Diesmal war ich jedoch nicht wegen einer Kumbh Mela gekommen, sondern, es ging um ein anderes wichtiges Hindu-Fest. Das „Maha Shivratri“ zu Ehren des Gottes Shiva, dessen Name auch „der Gütige“ oder „der Segen“ bedeutet. Shiva ist aber nicht nur ein Gott für die Menschen, sondern wird selbst von Dämonen verehrt! Ich war bei einer meiner Recherchen auf dieses Fest gestoßen und speziell darauf, wie es in Allahabad gefeiert wird. Und ich wollte es unbedingt erleben und fotografieren …
Worum geht es beim „Maha Shivratri“?
„Maha Shivratri“ kann man in etwa mit „die lange Nacht des Shiva“ übersetzen. Viele Gläubige durchwachen diese heilige Nacht, beten und singen gemeinsam, so wie es der Göttliche in den Schriften selbst verlangt:
In der vierzehnten Nacht der dunklen Hälfte des Monats werde ich im Kali-Yuga (das gegenwärtige Zeitalter) über die Erde gehen. Ganz sicher werde ich in allen Lingas sein, in den beweglichen sowie den unbeweglichen, um die Sünden hinwegzunehmen, welche die Menschen im vergangenen Jahr begangen haben; darum wird derjenige, der mich in dieser Nacht mit Mantren verehrt, von Sünden frei sein“.
Nagar Khanda
Am Ende dieser „großen Nacht“ gelangt Shiva zu seiner Frau Parvati. Dies wird u.a. mit einer großen Prozession gefeiert, bei der Shiva begleitet von anderen Göttern, auf großen Wagen durch die Stadt zieht. Hinter Shivas Prozession kommen die tanzenden Dämonen. Es ist in Prayagraj ein großes Spektakel, das dennoch selbst innerhalb von Indien relativ wenig bekannt ist. Als ich dort ankam, war unser Guide zunächst unsicher, ob es sich fotografisch überhaupt lohnen würde. Er ist ein wirklich erfahrener Fotoguide, mit dem ich schon oft zusammen gearbeitet habe und den ich inzwischen als Freund betrachte. Aber er hatte noch nichts davon gehört, dass das Festival in Prayagraj irgendwie „besonders“ sein sollte. Tatsächlich schlug er sogar vor, lieber nach Varanasi zu fahren, weil dort „Maha Shivratri“ definitiv mit einer Parade von Sadhus gefeiert würde. Ich war mir jedoch aufgrund meiner Recherche relativ sicher, dass auch „etwas“ in Prayagraj passieren würde. Zwar verunsicherte mich, dass mein Guide so gar nichts von dem speziellen Charakter des Festes in Prayagraj wusste, aber ich vertraute auf meine Recherche und folgte meinem Instinkt. Ich entschied mich in Praygraj zu bleiben. Nach etwas weiterer Recherche vor Ort bekamen wir schließlich einen Tipp, wo wir hingehen sollten: Ein Tempel in der Altstadt, wo sich die „Götter & Dämonen“ auf ihre lange Nacht vorbereiten. Und richtig: der Tipp war Gold wert!

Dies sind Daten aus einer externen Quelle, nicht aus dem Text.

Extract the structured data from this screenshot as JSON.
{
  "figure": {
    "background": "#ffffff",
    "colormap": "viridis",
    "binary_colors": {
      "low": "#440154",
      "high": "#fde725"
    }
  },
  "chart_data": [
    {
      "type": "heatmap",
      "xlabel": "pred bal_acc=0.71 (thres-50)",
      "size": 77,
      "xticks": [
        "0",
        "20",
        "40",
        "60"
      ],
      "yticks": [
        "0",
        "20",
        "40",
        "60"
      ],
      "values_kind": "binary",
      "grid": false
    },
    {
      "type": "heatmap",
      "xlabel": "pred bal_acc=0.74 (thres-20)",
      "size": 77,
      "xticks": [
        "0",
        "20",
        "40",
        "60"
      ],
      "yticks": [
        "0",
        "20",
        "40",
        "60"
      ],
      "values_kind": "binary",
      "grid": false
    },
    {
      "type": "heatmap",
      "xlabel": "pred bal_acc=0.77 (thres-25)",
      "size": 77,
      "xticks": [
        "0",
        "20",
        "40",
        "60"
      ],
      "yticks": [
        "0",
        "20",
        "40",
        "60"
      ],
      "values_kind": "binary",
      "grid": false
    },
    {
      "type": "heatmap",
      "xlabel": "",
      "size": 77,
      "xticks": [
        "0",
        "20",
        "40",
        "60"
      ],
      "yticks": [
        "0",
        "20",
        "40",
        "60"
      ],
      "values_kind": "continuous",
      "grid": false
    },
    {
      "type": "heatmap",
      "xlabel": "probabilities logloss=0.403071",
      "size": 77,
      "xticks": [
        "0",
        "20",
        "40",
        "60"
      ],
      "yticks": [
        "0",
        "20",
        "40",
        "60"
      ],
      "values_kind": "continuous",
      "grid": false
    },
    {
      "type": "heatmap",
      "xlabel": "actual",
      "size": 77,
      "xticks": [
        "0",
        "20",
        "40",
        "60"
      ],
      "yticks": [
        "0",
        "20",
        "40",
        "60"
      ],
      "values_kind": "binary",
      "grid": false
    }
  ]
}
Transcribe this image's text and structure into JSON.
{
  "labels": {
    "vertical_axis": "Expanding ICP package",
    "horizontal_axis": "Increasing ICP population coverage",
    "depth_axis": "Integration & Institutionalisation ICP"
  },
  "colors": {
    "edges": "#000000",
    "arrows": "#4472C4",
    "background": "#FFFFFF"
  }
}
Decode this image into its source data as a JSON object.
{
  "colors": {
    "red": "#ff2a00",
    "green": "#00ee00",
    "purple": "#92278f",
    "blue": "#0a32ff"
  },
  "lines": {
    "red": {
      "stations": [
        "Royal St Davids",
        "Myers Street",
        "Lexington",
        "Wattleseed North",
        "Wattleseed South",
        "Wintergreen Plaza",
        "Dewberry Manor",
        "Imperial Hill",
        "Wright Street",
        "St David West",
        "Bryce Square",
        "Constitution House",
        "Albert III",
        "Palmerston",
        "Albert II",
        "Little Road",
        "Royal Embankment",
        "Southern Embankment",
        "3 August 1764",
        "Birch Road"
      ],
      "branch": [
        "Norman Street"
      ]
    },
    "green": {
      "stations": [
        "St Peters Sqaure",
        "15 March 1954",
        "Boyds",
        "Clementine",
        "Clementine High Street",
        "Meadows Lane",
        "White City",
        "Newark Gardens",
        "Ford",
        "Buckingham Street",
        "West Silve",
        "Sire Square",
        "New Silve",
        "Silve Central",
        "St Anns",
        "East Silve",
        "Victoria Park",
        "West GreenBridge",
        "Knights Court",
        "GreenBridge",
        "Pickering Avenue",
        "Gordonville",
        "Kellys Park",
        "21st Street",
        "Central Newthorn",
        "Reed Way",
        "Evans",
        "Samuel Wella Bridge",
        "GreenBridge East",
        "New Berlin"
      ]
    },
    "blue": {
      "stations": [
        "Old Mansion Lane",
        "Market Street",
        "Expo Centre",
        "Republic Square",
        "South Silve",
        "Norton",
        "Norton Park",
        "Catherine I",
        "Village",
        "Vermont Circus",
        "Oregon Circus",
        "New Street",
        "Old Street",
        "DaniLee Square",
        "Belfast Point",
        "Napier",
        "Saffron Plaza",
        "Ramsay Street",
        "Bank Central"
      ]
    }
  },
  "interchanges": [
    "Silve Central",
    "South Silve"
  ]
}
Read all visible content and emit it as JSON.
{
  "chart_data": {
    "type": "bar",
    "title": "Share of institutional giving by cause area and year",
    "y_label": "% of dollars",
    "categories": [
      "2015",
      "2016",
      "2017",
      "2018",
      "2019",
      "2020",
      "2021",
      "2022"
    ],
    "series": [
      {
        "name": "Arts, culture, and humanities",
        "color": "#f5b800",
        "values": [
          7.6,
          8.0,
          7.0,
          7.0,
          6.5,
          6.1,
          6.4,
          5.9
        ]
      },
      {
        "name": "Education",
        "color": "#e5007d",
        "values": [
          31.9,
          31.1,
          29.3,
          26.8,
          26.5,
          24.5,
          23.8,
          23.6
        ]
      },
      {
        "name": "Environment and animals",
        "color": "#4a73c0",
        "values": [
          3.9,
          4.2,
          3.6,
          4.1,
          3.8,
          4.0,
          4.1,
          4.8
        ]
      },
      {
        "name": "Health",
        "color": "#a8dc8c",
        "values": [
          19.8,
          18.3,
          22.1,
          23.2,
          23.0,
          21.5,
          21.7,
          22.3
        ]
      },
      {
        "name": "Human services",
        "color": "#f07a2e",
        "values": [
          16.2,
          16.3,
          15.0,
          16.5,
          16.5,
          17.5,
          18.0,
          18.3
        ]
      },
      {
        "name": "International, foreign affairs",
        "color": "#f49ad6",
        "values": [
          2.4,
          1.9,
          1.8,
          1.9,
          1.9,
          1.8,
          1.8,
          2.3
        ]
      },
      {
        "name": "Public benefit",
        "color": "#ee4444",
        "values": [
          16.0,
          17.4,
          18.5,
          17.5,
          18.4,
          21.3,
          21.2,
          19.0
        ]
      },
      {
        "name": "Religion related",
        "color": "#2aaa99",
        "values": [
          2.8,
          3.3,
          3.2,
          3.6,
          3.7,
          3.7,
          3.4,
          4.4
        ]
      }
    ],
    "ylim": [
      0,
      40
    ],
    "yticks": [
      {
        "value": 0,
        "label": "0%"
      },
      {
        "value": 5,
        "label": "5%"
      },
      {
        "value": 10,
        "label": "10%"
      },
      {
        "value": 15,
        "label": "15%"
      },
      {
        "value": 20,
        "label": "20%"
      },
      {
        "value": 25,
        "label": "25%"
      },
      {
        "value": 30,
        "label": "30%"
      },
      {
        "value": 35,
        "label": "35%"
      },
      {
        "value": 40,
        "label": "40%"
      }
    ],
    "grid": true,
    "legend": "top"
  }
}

Im Vorhof zum Tempel fanden wir einE größere Gruppe von Menschen, von denen einige dabei waren, sich in „Dämonen“ und andere in „Götter“ zu verwandeln. Nach kurzer Zeit begann hier das Spektakel, bei dem die Dämonen anfingen, sich in eine Art Trance zu versetzen (unter Zuhilfenahme von Alkohol und Drogen) und wild herum zu tanzen. Dabei schlugen sie auf menschliche Knochen und Schädel ein. Es war eine bizarre und „bildgewaltige“ Szene. Aber tolle Motive geben noch nicht automatisch tolle Fotos. Es war alles andere als einfach, hier ein gutes Bild zu machen!
Nach einiger Zeit machten sich die Protagonisten schließlich daran, ihre große Prozession durch Prayagraj zu beginnen …
Was macht die Aufnahme fotografisch interessant?
Diese Foto lebt natürlich in aller erster Linie vom Motiv. Ohne den oben geschilderten Hintergrund könnte man bei der Aufnahme wohl wild spekulieren, wo sie gemacht wurde und was wir da eigentlich sehen …
Wie oben bereits erwähnt, ist es durchaus anspruchsvoll, im Gewimmel einer solchen Veranstaltung ein gescheites Foto zu machen, denn durch die kurze Verschlusszeit von 1/250 Sekunde ist das Geschehen im Bild zwar eingefroren, stellen Sie sich aber bitte vor, dass die „Dämonen“ wild herum tanzen und dabei natürlich ständig in Bewegung sind. Hier eine Komposition hin zu bekommen, die „funktioniert“, ist daher nicht ganz leicht …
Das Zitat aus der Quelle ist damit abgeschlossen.